My wife, a retired attorney, asked, "Why'd it take him so long?" That may reflect Strzok's poor judgment, but it also suggests that he's belatedly taking his situation seriously and has hired a federal criminal defense attorney. Jonathan Turley, a savvy Washington legal analyst, has referred to John Brennan as "like a 30 point buck out in the open". These cases aren't trivial, whatever McCarthy may insist, and his own track record in saying what's important isn't good.Observers are beginning to conclude that what's being investigated is a conspiracy that began, on one hand, as an attempt to minimize or conceal criminal behavior related to Hillary Clinton's off-site e-mail server, while on the other promoting a false story involving Trump and prostitutes in a Moscow hotel room. The Steele dossier with these allegations appears to have been used to secure FISA warrants to allow the FBI to spy on Trump's 20l6 campaign.
McCarthy acknowledges this in the link above by noting "the FBI obtained Foreign Intelligence Surveillance Court (FISC) warrants to monitor the Trump campaign . . . by representing to the FISC under oath that Trump’s campaign was in 'a well-developed conspiracy of co-operation' with Putin’s regime". So McCarthy implies, but doesn't otherwise mention, that this means the FBI may well have committed perjury:
Under federal law (18 USC § 1621), for example, the elements of the crime of perjury include:
- Having taken an oath before any competent tribunal (court), officer, or person;
- In any case where U.S. law authorizes an oath for truthful testimony, declaration, deposition, or certification;
- Willfully and contrary to such oath;
- States or subscribes to any material matter which they do not believe to be true
Federal law also outlaws the subornation of perjury, or the procuring of perjury by another person.

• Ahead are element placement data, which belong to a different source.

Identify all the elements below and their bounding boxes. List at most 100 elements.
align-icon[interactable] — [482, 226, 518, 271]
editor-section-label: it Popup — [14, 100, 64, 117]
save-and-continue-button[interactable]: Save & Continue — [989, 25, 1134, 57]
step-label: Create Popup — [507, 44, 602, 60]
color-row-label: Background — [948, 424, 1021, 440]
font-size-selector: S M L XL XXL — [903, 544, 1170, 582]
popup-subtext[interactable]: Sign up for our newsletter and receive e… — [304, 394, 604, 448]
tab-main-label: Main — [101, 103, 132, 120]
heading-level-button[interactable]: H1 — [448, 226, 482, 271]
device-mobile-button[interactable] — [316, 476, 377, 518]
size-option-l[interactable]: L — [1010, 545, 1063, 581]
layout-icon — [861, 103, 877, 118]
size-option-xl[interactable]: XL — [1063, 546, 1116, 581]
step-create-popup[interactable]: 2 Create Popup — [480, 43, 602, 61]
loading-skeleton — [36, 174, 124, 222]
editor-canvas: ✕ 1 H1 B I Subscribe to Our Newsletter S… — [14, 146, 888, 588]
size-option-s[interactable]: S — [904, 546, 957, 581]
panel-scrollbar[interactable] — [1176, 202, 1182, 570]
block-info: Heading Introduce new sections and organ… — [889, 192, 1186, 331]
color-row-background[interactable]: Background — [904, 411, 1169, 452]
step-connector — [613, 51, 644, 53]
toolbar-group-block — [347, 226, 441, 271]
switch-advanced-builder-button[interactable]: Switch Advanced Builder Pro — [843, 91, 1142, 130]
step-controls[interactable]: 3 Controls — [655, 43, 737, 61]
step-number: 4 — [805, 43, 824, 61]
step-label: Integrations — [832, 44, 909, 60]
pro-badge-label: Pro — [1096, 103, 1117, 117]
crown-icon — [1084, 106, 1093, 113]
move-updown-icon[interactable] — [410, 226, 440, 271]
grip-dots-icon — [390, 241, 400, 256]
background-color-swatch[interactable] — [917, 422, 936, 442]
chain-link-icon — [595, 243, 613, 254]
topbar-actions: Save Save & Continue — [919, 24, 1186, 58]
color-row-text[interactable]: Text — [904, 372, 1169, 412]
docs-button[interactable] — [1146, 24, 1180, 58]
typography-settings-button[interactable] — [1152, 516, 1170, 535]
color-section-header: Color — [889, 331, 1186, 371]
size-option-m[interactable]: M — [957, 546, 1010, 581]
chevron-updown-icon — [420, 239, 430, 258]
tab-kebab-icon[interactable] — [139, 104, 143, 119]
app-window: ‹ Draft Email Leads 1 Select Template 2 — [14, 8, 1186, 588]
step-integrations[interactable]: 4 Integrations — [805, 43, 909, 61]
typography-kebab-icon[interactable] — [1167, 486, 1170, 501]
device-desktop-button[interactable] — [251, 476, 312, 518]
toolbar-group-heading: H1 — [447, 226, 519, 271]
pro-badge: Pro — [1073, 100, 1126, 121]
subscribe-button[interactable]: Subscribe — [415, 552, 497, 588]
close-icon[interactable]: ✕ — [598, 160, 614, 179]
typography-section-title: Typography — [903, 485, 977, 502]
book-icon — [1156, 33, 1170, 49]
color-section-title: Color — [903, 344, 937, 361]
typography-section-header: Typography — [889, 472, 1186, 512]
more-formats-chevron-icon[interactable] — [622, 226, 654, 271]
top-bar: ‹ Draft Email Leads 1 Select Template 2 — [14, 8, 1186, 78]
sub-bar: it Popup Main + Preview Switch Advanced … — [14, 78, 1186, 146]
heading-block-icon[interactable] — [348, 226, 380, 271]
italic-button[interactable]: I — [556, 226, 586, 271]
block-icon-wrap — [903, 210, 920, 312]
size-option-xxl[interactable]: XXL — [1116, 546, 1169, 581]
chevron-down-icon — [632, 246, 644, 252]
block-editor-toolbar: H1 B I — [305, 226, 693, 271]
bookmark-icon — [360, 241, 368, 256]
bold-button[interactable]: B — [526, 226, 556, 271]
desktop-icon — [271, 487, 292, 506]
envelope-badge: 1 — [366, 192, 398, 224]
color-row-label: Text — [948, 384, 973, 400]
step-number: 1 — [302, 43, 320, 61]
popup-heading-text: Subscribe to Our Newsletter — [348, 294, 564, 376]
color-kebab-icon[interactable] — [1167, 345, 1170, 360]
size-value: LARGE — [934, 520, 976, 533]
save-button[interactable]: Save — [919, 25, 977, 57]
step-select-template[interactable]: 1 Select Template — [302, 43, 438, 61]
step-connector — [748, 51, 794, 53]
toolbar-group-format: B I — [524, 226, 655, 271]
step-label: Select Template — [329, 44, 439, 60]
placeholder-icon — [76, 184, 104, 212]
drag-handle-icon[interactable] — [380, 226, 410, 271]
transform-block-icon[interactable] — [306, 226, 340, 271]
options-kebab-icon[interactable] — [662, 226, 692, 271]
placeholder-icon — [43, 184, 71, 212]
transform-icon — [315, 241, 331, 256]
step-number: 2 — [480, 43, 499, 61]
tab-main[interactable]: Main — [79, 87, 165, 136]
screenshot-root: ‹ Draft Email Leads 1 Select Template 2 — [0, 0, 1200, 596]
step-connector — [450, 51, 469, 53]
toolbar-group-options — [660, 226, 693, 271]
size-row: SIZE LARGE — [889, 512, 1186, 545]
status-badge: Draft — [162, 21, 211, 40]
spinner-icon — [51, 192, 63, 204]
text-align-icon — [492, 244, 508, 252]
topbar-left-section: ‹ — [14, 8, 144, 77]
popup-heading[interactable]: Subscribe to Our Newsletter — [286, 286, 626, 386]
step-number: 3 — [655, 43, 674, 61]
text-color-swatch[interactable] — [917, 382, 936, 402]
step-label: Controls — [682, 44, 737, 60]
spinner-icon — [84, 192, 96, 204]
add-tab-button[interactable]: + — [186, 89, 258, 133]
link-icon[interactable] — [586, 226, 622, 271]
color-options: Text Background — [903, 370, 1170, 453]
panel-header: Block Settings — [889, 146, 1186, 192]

For now, it appears there's quite a bit of evidence that Comey and those who reported to him at the FBI knew the Steele dossier was a fabrication, but they swore to the FISA cort that it was true. McCarthy argues that "political smears and appalling misjudgments are not violations of the criminal law", but he omits the very real possibility that perjury before the FISA court, and in other situations like Congressional testimony, is in fact a crime.He does give a hint at the potential defenses by Comey, Clapper, Brennan, and others, that on one hand, they just made really, really dumb mistakes, and on the other, they were just follwing orders from Obama, who is immune, although after January 20, 2017, Obama had no authority. This all will come out in the wash.
But I think it's a major error to discount what seems to be the developing Justice Department case.